Will UK Healthcare Apps Ever Catch Up With the US?

The healthcare app market has boomed in the US but the UK is still lagging behind. Ayesha Salim investigates where the problem lies and whether the NHS will ever catch up.

The healthcare app market has boomed in the US but the UK is still lagging behind. Ayesha Salim speaks with Scott Hague, Development Director of Integrated Change, a medical app development company, to talk about where the problem lies and whether the NHS will ever catch up.

“I think we are at least two years behind. It’s slightly different if you look at the economics of both markets,” says Scott Hague, Director of Integrated Change. I am speaking with Hague on the phone about how the UK healthcare app market compares to the US.

The US healthcare system is led by the private sector and has more cash to play around with. Patients have speedier access to treatments and use of more advanced technologies.  The UK on the other hand is a socialized system of healthcare, one that is open to all. But there is a price to pay for everything and whilst the NHS is often praised for its ‘access to all’ appeal it means its patients suffer longer delays and less advanced technology.  

But according to Hague, the problem doesn’t just lie in technology.

“We are not that far behind in terms of technology. We are much further behind in terms of mindset. In America patients are very much customers and that’s how they are seen and are treated,” Hague says.

Technology aside, the way the US is practicing medicine is radically different from the UK.

“In the States 50% of prescriptions are repeat prescriptions made via a mobile device. Think about the impact that would have on the system here in the UK if that was the case.  It is a very simple change but it is a behavioral change that we need to withstand,” Hague adds.

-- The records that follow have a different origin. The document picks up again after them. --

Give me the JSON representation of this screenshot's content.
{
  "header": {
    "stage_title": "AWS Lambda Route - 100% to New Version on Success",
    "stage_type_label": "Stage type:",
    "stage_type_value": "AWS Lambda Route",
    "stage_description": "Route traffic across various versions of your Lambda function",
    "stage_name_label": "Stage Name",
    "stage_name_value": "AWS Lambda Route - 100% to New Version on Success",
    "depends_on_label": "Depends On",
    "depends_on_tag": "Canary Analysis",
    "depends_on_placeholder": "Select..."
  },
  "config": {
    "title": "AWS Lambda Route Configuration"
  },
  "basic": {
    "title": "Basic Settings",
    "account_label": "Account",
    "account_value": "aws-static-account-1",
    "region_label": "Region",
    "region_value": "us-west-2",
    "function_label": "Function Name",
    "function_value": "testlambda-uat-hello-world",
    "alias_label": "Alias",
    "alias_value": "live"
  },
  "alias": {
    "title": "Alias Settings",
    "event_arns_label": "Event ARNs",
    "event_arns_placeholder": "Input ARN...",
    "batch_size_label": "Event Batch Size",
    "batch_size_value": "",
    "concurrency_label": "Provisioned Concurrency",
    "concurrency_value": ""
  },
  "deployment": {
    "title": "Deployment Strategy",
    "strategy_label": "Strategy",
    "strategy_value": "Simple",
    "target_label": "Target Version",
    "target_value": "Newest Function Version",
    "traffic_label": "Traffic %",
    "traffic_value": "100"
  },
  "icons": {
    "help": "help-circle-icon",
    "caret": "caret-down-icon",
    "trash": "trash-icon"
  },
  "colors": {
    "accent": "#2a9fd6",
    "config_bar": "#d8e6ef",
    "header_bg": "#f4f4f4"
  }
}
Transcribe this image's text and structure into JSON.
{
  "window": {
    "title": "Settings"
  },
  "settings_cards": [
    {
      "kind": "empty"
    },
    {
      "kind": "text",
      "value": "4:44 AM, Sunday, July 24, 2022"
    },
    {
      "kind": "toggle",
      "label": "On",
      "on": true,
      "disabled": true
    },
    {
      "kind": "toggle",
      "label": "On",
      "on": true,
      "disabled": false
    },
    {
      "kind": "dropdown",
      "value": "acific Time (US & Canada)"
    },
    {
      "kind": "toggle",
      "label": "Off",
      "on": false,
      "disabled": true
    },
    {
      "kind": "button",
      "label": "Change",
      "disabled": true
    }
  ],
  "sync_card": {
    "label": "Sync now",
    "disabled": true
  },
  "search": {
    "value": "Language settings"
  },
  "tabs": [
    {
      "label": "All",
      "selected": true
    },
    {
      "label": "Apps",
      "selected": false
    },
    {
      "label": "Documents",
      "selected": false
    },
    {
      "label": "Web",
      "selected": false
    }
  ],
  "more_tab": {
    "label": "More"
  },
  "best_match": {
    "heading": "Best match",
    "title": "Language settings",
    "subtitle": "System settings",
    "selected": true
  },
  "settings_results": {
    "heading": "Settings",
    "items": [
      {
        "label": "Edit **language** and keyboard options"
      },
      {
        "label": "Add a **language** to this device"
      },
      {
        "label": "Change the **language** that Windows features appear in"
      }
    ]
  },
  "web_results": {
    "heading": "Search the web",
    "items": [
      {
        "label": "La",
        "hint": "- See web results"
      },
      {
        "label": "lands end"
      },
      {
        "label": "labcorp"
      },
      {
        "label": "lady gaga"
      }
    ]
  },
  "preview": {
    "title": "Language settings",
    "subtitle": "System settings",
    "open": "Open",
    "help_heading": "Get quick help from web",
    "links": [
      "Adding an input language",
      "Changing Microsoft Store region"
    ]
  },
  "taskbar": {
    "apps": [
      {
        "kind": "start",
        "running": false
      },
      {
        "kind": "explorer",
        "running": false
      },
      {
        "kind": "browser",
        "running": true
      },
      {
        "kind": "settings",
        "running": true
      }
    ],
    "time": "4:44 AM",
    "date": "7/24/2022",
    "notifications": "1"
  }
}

Hague tells me that in the US there is a smartphone app for diabetes patients, called BlueStar that is available by prescription only. Furthermore, patients in the US actually want their doctors to prescribe them apps. A survey found that 90% of chronic patients in the US would accept a mobile app prescription from their physician as opposed to only 66% willing to accept a prescription of medication.  

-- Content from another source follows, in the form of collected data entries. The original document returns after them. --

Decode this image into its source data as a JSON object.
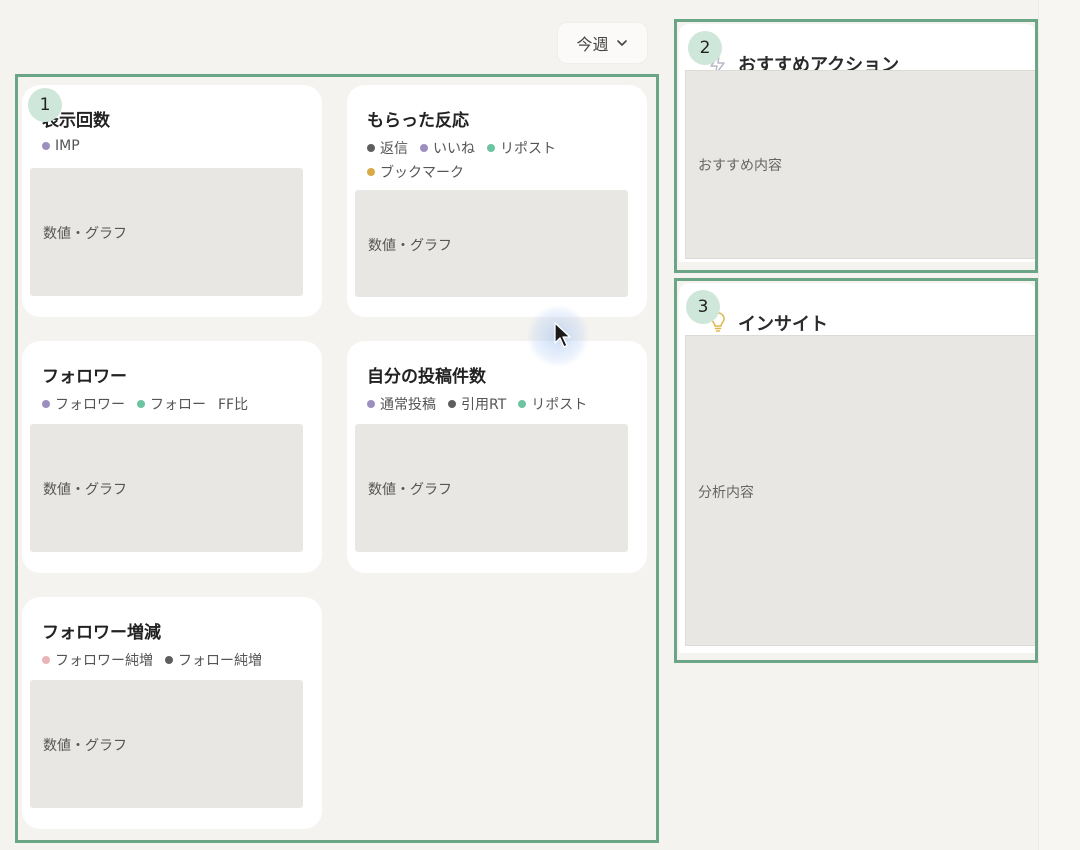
{
  "period_select": {
    "label": "今週",
    "icon": "chevron-down-icon"
  },
  "badges": [
    "1",
    "2",
    "3"
  ],
  "cards": [
    {
      "title": "表示回数",
      "legend": [
        {
          "label": "IMP",
          "color": "#9b8fc0"
        }
      ],
      "placeholder": "数値・グラフ"
    },
    {
      "title": "もらった反応",
      "legend": [
        {
          "label": "返信",
          "color": "#5e5e5e"
        },
        {
          "label": "いいね",
          "color": "#9b8fc0"
        },
        {
          "label": "リポスト",
          "color": "#6cc4a0"
        },
        {
          "label": "ブックマーク",
          "color": "#d8aa48"
        }
      ],
      "placeholder": "数値・グラフ"
    },
    {
      "title": "フォロワー",
      "legend": [
        {
          "label": "フォロワー",
          "color": "#9b8fc0"
        },
        {
          "label": "フォロー",
          "color": "#6cc4a0"
        },
        {
          "label": "FF比",
          "color": ""
        }
      ],
      "placeholder": "数値・グラフ"
    },
    {
      "title": "自分の投稿件数",
      "legend": [
        {
          "label": "通常投稿",
          "color": "#9b8fc0"
        },
        {
          "label": "引用RT",
          "color": "#5e5e5e"
        },
        {
          "label": "リポスト",
          "color": "#6cc4a0"
        }
      ],
      "placeholder": "数値・グラフ"
    },
    {
      "title": "フォロワー増減",
      "legend": [
        {
          "label": "フォロワー純増",
          "color": "#e8b4b8"
        },
        {
          "label": "フォロー純増",
          "color": "#5e5e5e"
        }
      ],
      "placeholder": "数値・グラフ"
    }
  ],
  "recommend": {
    "title": "おすすめアクション",
    "icon": "lightning-icon",
    "content": "おすすめ内容"
  },
  "insight": {
    "title": "インサイト",
    "icon": "lightbulb-icon",
    "content": "分析内容"
  },
  "colors": {
    "frame": "#6aa585",
    "badge": "#cfe7da",
    "background": "#f4f3ef"
  }
}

Can we envision doctors someday prescribing apps here in the UK?

Hague laughs: “Not anytime soon.  In private healthcare it might be different as adoption rates are probably a bit quicker. But there has to be a reason – if a doctor does prescribe an app what are they replacing? Are they replacing a particular drug or treatment? If they are replacing something with mobile technology what is the cost/benefit?”

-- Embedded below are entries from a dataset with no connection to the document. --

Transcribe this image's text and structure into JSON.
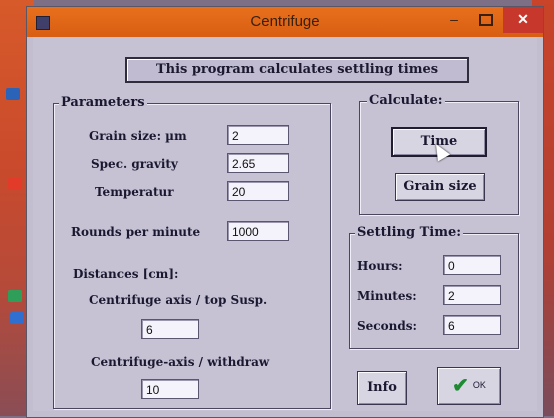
{
  "window": {
    "title": "Centrifuge",
    "minimize_glyph": "–",
    "close_glyph": "✕"
  },
  "banner": "This program calculates settling times",
  "parameters": {
    "title": "Parameters",
    "grain_size_label": "Grain size: µm",
    "grain_size_value": "2",
    "spec_gravity_label": "Spec. gravity",
    "spec_gravity_value": "2.65",
    "temperature_label": "Temperatur",
    "temperature_value": "20",
    "rpm_label": "Rounds per minute",
    "rpm_value": "1000",
    "distances_label": "Distances [cm]:",
    "axis_top_label": "Centrifuge axis / top Susp.",
    "axis_top_value": "6",
    "axis_withdraw_label": "Centrifuge-axis / withdraw",
    "axis_withdraw_value": "10"
  },
  "calculate": {
    "title": "Calculate:",
    "time_button": "Time",
    "grain_size_button": "Grain size"
  },
  "settling": {
    "title": "Settling Time:",
    "hours_label": "Hours:",
    "hours_value": "0",
    "minutes_label": "Minutes:",
    "minutes_value": "2",
    "seconds_label": "Seconds:",
    "seconds_value": "6"
  },
  "footer": {
    "info_button": "Info",
    "ok_button": "OK"
  },
  "colors": {
    "titlebar": "#e8701c",
    "close": "#c8372b",
    "window_bg": "#c6c2d4",
    "ok_check": "#1e8a32"
  }
}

The NHS is making steady progress in helping patients utilize apps to manage their health.  It has set up a library of smartphone apps that have been clinically approved for patients. The need for healthcare apps to help patients manage chronic conditions, such as Parkinson’s and diabetes is also starting to gain recognition. This November saw digital health startup uMotif win a total package worth $200,000 at CISCO’s BIG (British Innovation Gateway) Awards in London.

Hague created Integrated Change 18 months ago but he has been in the digital space for over 17 years.  He provides solutions that try to solve genuine problems in the healthcare sector. This could be anything from raising awareness of conditions to reducing admission rates. He has worked with Parkinson’s UK in helping patients manage their condition through mobile technology. And has worked with Mardeno, a medical publishing house, to improve one-to-one engagement levels between clinician and patient using the iPad.

“We are not just a development studio. We look at the whole picture and are always thinking 18 months ahead.” For Hague, the most exciting element in his projects is in changing business processes as they go - something he never anticipated doing.

“That is an advantage of looking at technology to solve the problem and [throughout the process it may] also fix many issues that may not have been identified [before],” Hague says.

It is easy to think that the US healthcare app market is further ahead than the UK. But the US is not without its own challenges.  A recent study analyzing more than 43,000 healthcare apps in the Apple iTunes app store found most of them to have limited use, with most apps doing little more than providing information. Even physicians in the US are reluctant to use apps unless there is integration with an EMR system.

When I ask Hague why healthcare providers in the UK are reluctant to adopt apps, he tells me it is a mixture of fear about the unknown and a need to understand that patients are more mobile than ever. Now both the FDA and NHS have the unenviable task of balancing innovation with patient safety.